I come from a tight-knit family so years of hopping around countries makes long distance communication paramount. We have been through the old years of international calling and call-cards but somehow Skype has remained elusive. I tried to encourage my parents to set up Skype for themselves with the help of their colleagues. To this date, my parents have four Skype accounts and don’t remember passwords for any of them. When I moved overseas for my masters recently, I gave them strict instructions one day to wait until I had created an account for them so I could link it to my own email and manage the account for them.

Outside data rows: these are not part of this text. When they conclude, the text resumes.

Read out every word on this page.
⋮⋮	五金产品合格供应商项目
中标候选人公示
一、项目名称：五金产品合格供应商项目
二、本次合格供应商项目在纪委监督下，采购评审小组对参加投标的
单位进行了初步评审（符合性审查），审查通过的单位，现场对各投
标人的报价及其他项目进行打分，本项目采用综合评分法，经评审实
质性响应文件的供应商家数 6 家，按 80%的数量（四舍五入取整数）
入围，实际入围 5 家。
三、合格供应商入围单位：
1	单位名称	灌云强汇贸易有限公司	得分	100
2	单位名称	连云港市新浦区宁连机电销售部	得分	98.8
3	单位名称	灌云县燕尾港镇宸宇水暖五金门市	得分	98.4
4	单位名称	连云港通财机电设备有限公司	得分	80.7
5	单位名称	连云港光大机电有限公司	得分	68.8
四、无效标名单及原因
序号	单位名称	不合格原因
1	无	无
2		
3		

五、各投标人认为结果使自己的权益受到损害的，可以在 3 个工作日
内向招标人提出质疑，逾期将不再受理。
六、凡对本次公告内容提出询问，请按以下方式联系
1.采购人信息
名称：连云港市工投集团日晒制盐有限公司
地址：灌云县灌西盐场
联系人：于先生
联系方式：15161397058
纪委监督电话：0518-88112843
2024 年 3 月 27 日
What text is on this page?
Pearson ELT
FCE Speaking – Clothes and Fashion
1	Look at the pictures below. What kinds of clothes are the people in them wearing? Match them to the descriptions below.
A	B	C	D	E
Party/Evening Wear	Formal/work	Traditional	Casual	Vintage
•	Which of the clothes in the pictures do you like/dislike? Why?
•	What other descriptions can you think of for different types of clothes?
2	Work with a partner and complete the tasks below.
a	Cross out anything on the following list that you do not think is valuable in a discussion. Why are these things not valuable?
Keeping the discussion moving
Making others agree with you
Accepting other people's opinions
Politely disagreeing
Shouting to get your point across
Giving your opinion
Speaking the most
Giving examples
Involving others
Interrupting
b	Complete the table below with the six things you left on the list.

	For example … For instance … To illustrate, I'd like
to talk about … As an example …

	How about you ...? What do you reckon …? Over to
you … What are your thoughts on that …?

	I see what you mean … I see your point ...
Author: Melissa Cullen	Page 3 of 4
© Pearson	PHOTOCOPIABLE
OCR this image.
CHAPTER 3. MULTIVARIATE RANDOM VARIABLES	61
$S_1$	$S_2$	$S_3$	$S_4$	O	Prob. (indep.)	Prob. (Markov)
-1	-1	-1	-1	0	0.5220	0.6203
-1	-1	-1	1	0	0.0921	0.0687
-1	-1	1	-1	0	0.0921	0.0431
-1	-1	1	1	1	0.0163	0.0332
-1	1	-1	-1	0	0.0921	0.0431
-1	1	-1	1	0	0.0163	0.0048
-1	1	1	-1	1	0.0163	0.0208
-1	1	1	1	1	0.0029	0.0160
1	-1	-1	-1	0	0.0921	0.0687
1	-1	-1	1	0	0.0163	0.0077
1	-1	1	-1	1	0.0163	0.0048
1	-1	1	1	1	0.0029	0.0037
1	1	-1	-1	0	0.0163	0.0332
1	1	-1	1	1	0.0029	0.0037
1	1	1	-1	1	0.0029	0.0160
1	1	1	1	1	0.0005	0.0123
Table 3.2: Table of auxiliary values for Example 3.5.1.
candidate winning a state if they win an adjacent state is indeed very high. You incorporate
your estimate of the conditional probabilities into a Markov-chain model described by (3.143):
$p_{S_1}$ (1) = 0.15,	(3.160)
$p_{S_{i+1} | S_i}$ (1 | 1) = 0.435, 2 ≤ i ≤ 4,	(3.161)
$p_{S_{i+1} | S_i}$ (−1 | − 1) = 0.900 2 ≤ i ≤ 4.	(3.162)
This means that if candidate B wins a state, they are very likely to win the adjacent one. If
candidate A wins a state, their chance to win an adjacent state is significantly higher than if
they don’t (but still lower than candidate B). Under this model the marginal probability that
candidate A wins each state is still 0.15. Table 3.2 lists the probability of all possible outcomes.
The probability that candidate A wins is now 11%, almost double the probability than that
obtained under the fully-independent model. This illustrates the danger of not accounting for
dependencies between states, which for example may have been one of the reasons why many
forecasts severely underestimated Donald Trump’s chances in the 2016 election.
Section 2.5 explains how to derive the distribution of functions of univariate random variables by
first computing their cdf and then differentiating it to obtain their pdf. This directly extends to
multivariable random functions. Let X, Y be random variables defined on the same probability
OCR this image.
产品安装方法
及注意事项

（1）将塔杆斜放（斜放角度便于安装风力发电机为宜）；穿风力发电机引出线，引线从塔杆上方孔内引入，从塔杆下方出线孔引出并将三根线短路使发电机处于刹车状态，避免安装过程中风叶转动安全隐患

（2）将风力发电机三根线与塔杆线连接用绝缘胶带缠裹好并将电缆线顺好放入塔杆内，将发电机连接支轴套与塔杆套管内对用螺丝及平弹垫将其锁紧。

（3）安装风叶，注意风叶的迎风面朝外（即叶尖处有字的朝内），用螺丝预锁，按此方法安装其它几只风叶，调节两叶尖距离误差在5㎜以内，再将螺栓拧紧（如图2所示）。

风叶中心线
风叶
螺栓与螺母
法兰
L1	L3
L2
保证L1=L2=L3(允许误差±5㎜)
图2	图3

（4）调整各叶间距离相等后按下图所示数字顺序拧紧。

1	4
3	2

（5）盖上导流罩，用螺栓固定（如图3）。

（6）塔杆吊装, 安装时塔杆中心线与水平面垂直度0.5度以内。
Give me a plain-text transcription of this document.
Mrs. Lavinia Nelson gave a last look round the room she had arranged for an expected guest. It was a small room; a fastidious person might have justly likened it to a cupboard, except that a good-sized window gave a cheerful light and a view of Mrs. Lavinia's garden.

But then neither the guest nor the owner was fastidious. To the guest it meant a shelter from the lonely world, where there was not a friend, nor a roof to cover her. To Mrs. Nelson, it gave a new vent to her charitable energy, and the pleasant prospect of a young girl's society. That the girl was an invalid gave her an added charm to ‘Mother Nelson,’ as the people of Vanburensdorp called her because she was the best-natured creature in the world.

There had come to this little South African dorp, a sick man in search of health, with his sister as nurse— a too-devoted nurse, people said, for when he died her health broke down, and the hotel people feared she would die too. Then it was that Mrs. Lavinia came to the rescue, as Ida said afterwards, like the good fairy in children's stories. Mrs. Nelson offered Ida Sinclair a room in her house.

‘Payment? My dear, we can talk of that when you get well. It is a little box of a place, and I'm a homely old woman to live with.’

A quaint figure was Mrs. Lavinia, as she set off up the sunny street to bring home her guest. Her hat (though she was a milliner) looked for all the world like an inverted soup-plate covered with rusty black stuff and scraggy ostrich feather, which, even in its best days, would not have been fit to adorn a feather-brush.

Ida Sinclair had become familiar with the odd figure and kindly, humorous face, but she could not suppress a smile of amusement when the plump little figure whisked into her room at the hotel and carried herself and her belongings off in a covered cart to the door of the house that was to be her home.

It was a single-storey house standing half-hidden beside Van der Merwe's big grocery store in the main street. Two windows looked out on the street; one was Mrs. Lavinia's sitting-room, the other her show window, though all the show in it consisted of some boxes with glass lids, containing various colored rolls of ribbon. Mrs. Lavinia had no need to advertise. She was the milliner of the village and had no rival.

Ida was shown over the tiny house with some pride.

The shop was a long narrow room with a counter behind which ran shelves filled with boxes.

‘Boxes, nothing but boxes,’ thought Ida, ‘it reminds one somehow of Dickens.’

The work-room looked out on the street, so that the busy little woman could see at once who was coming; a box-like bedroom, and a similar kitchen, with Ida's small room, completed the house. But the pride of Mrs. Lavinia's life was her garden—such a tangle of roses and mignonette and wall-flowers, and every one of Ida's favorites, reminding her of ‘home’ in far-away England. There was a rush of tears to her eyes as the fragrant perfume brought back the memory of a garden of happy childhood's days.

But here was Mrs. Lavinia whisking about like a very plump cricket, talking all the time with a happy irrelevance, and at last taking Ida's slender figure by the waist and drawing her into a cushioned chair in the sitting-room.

Of course, the very next day I got a call from [censored]desilva14, my mother’s new account, impatiently created and linked to yet another email address lost to the ether. She sounded super excited. ‘Nanga! I got a new phone and now I can Skype you from the phone without fiddling with the computer all the time!’. Less than 24 hours since I told her to stay put until I created an account and Ammi suddenly had a new phone, a new account, and a new lease on life with her daughter. On the Skype call, this was my view of her:
I had a long conversation with my mother’s feet until finally my housemate got home and switched cameras for her. Skype with Ammi has been more or less smooth since then as Ammi fiddles around regularly with her phone and becomes accustomed to it. Thathi on the other hand…
Once I called them via landline because Skype was so frustrating. I got through to my mum by placing a regular call and asked her to get my dad’s phone so I could talk her through connecting it to mobile data and Skyping from it. Ammi responded, ‘Thathi has the phone.’ So I told her to get it from him. ‘No putha, thathi has the phone.’ I know, Ma! Just get the phone from him so I can talk you through connecti- ‘Putha. Thathi has the phone.’ Oh shit. Right.
Thathi is an engineer, a handyman, a general whizz at life, and an absolute man-man. No way was he ever going to let Ammi fix a technology-related issue for him. I told ammi to give thathi the phone and he said jovially, ‘Putha! The phone’s internet doesn’t work. I’ll get someone at work to fix it for me. It’s been acting up for some time, no?’ The mobile data had been switched off to avoid additional charges during thathi’s overseas travels. I just needed to talk one of them, preferably Ammi, through turning it on again. Of course, male ego stood in my way and I relented. Three months later, Thathi still only Skypes with me when in a WiFi zone.
So the battle with Skype continues. I’ve spoken now several times to my mother’s ear canal, since she’s hard of hearing and instinctively moves the phone closer to her ear. I’ve spoken mostly to my dad’s face as he procrastinates at work and talks to me instead. My brother and I on the other hand, we’ve got a good dynamic going on. Much like the previous years we have both spent living away from each other, we punctuate our separations with long, frequent, in-depth conversations when we physically meet. We know uncomfortable details about each other’s lives, minds and hearts. When overseas, he sends me passive aggressive jokes about the superiority of techies compared to liberal arts scholars. Or the objective inferiority of lib arts scholars. Or just my inferiority. On an unrelated note, I mostly send him frantic messages about how my computer hates me, Microsoft is screwing me over again, or what do I do when Java is broken.